Minister who oversaw procurement revamp and creation of GDS gets a second shot at driving Whitehall reform
Former government minister Francis Maude is to conduct a review of the Cabinet Office in the wake of the coronavirus pandemic.
The Financial Times reports that the former Cabinet Office minister – who pushed for major reforms to the civil service during his time in David Cameron’s government – has been asked to review the central department’s performance and relationship with the rest of Whitehall.
The Cabinet Office’s performance during the coronavirus pandemic has angered some government insiders, with one Whitehall official telling the FT it “simply collapsed when faced with the enormity of coronavirus”.
Lord Maude (pictured above), now a Conservative peer, drew the ire of some civil servants during his time as Cabinet Office minister for a sweeping reform programme aimed at improving Whitehall efficiency.
Some of his key innovations, including a controversial system for ranking the performance of officials and plans to beef up the external support available to ministers, were pared back after he left office.
But he oversaw major changes to the way Whitehall runs digital services and buys in goods and services from the private sector. This included the creation of the Government Digital Service and the establishment of the Crown Commercial Service in its current guise.
According to the FT, current Cabinet Office minister Michael Gove has asked the Tory veteran to review the efficiency of the department, as well as its work on project management, reining in departmental spending, property management and human resources.
A spokesperson for the Cabinet Office said: “Lord Maude is conducting a short review on how to increase the efficiency and effectiveness of government functions and spending.”
The peer is not expected to be paid for his role, and he is expected to work alongside the department’s permanent secretary Alex Chisholm.
The move is the latest sign that wide-ranging changes to the structure of Whitehall are planned in the wake of the coronavirus pandemic.

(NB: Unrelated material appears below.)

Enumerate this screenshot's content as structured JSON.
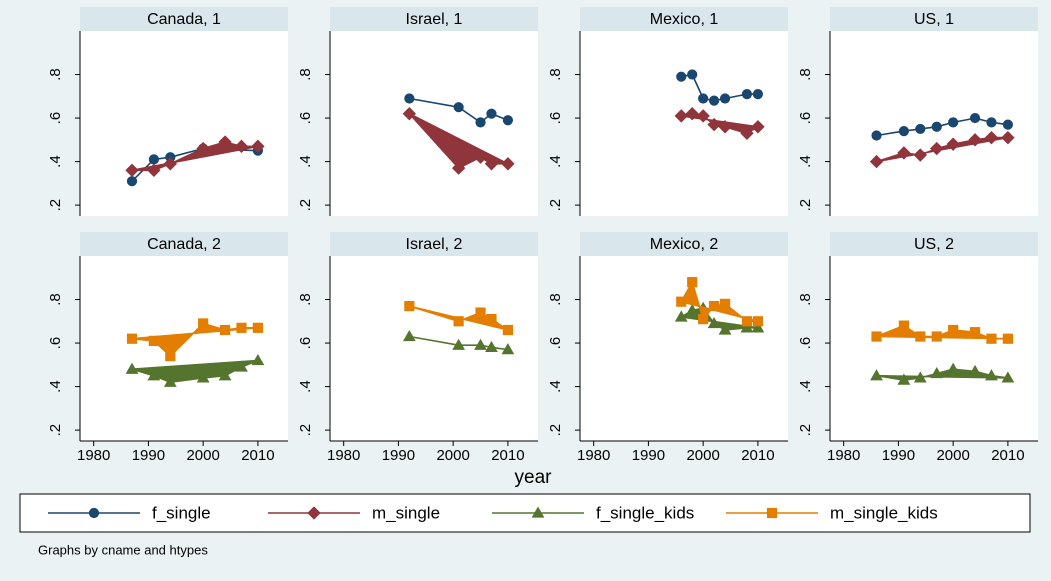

Dominic Cummings, Boris Johnson’s most senior adviser and a long-standing critic of the civil service, has reportedly vowed a “hard rain is coming”, while the prime minister last month argued that parts of government had “seemed to respond so sluggishly” to the crisis. It was revealed last week that Cummings and other senior Downing Street figures are shortly to take up residence in the Cabinet Office headquarters at 70 Whitehall, where they will occupy a new “collaboration hub” equipped with screens displaying “real-time performance data”.